LATVIAN BANKS LESS CAUTIOUS AS INDICATORS IMPROVE.

Publication: Monitor Volume: 7 Issue: 158

Ever since a massive bailout of the banking sector in 1995, Latvian banks have been viewed with skepticism by Westerners and Latvians alike. In fact, the failure of a recent attempt to privatize the shipping company LASCO has been blamed on the banking sector, one of the bidders having refused to transfer the deposit to a Latvian bank. In fact, the health of Latvia’s banks has been improving for several years. In its first annual Banking System Outlook on Latvia, Moody’s credit rating agency noted that its stable ratings outlook for Latvian banks reflected banking consolidation and the presence of foreign strategic investors (BNS, August 23). The three largest of Latvia’s twenty-two commercial banks by assets Parex Bank, Latvijas Unibanka (owned by Sweden’s SEB), and Hansabanka (owned by Sweden’s Swedbank) together accounted for 51 percent of seven-month aggregate banking assets and 53 percent of deposits. Moody’s has upgraded Parex Bank’s long-term deposit rating from Ba2 to Ba1. The agency said that the upgrade reflects Parex Bank’s strengthening corporate governance, improving financial fundamentals, and sound asset quality (BNS, August 14). Parex Bank reported a profit of 6.502 million lats (US$10 million) through July (BNS, August 15).

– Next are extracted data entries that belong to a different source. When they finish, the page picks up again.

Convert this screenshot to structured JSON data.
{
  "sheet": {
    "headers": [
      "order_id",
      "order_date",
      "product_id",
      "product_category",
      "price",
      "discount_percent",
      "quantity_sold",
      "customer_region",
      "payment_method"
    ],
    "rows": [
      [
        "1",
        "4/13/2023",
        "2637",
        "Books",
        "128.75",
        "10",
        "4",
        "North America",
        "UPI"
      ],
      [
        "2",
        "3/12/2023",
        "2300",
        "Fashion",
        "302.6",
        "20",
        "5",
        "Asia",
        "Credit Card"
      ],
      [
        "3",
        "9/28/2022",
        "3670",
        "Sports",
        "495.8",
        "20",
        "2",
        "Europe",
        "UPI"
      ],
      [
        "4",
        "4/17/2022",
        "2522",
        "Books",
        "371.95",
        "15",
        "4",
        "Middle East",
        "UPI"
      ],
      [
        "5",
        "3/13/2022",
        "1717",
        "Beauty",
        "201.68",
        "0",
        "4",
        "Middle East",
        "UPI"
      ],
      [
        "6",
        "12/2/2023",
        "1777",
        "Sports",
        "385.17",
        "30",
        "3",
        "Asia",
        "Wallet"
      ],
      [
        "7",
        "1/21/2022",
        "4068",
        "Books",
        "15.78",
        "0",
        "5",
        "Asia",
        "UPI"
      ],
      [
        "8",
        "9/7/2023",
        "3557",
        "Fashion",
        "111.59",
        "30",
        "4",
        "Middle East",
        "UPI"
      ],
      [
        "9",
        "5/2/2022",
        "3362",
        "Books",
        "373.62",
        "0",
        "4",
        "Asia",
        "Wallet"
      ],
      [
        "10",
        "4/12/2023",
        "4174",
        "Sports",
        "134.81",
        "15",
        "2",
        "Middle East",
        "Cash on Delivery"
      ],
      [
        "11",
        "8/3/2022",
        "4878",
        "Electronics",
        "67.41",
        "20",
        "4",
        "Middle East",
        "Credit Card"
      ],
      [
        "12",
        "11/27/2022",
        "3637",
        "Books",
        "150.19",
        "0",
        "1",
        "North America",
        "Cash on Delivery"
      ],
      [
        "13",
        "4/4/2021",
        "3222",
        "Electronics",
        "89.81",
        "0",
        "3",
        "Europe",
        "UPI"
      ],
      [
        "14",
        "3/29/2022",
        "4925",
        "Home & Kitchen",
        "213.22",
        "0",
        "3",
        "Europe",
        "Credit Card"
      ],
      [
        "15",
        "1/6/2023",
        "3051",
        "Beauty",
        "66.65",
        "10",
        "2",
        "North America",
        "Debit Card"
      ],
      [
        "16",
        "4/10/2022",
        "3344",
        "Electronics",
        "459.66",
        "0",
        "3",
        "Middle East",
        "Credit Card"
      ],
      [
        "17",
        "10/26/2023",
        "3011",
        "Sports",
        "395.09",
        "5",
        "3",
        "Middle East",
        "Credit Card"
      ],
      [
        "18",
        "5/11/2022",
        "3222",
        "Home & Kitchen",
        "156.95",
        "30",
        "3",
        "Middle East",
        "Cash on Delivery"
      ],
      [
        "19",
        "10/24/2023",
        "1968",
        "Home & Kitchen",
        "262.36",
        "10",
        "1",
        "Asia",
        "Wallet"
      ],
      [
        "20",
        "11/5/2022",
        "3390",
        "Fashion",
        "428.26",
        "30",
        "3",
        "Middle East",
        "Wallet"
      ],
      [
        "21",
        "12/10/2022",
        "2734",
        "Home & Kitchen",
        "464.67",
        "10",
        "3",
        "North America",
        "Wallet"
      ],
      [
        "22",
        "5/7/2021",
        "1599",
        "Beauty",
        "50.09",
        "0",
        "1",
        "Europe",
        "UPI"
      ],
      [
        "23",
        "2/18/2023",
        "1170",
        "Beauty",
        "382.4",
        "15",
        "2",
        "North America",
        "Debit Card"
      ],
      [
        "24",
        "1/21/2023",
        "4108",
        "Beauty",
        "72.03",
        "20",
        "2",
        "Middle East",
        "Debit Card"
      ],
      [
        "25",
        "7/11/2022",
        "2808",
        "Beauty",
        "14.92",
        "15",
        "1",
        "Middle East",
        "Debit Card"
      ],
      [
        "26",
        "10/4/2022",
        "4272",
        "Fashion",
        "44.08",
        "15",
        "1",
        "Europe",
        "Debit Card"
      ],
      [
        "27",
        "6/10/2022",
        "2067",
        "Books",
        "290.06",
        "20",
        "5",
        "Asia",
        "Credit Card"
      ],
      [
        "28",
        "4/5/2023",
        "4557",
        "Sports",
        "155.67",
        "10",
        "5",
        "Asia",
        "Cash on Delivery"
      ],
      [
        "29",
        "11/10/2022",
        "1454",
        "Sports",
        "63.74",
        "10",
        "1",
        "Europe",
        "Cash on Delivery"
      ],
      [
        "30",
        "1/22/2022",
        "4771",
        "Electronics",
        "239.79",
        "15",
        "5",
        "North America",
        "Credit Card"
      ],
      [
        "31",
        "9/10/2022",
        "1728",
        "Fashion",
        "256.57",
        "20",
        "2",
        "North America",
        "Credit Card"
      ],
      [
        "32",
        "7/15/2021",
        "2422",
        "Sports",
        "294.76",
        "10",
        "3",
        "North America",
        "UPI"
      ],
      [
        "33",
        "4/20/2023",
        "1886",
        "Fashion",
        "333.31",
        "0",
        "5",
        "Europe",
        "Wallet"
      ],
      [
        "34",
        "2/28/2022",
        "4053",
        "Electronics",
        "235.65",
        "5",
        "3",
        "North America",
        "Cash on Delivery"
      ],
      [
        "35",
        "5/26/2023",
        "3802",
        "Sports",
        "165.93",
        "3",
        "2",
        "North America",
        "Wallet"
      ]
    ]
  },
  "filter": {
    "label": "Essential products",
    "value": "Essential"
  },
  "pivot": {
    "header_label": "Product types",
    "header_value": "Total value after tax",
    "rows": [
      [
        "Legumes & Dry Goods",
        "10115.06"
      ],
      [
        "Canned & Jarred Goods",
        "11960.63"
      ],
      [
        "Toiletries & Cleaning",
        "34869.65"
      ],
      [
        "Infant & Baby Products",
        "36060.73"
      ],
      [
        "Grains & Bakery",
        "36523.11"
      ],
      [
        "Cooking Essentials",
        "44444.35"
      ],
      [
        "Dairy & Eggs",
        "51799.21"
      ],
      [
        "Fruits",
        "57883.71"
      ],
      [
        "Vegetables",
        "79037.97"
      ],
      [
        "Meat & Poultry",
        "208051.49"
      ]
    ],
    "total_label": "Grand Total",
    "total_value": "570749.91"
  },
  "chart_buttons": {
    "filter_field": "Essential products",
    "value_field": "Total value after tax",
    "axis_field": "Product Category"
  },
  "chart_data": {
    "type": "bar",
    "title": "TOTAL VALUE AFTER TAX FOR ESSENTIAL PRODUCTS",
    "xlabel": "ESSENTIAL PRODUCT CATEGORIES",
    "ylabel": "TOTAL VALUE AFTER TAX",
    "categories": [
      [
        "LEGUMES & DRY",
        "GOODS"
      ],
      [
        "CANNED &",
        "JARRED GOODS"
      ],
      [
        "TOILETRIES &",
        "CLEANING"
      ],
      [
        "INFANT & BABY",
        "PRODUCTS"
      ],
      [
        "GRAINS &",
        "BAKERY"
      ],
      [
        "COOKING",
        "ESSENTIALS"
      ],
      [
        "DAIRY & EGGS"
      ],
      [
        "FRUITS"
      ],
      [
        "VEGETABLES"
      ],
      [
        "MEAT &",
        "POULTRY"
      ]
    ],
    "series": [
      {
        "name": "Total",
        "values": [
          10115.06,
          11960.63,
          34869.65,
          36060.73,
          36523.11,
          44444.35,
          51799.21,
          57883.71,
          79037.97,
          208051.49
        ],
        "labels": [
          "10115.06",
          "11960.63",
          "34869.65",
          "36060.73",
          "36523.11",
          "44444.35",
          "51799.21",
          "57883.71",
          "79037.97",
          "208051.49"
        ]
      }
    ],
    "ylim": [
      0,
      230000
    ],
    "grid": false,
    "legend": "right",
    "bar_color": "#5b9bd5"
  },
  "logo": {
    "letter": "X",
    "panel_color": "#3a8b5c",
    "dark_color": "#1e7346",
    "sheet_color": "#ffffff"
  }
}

Moody’s also noted the banking sector’s solid financial fundamentals and satisfactory credit quality. In the first seven months of 2001, Latvia’s commercial banks recorded asset growth of 14.7 percent from the beginning of the year, to 3.095 billion lats ($4.975 billion) (BNS, August 21). At the same time, total deposits grew 12.2 percent, to 2.117 billion lats (US$3.403 billion). Reflecting a departure from the banks’ cautious stance over the past two years a result of the economic slowdown caused by the Russian financial crisis credit growth is increasing more quickly than asset and deposit growth. Loans issued by Latvian commercial banks grew 20.9 percent through July, to 1.314 billion lats (US$2.112 billion). Loans now represent 43 percent of assets, up from 28 percent in July 1998 and closer to ratios in other countries. Latvian banks also recorded rapid rates of loan growth in 1997. That growth was more worrisome, however, because 81 percent of lats deposits were demand deposits that could have been withdrawn at any time. In May 2001, that ratio was down to 57 percent.

The improvement in banking indicators is reflected in popular perceptions. A recent survey reported that faith in the lat has increased to 83 percent of the population, from 75 percent in 1997 (BNS, August 7). Thirty-five percent of the population now hold a personal banking account, up from 28 percent just one year ago, indicating an increase in trust in the financial system in addition to improving living standards. Still, the rapid credit growth in 1997 contributed to an excessive expansion of Latvia’s current account deficit in 1998. Latvian policymakers will need to take care this year and next to keep fiscal policy tight in order to counter the current trend in credit growth.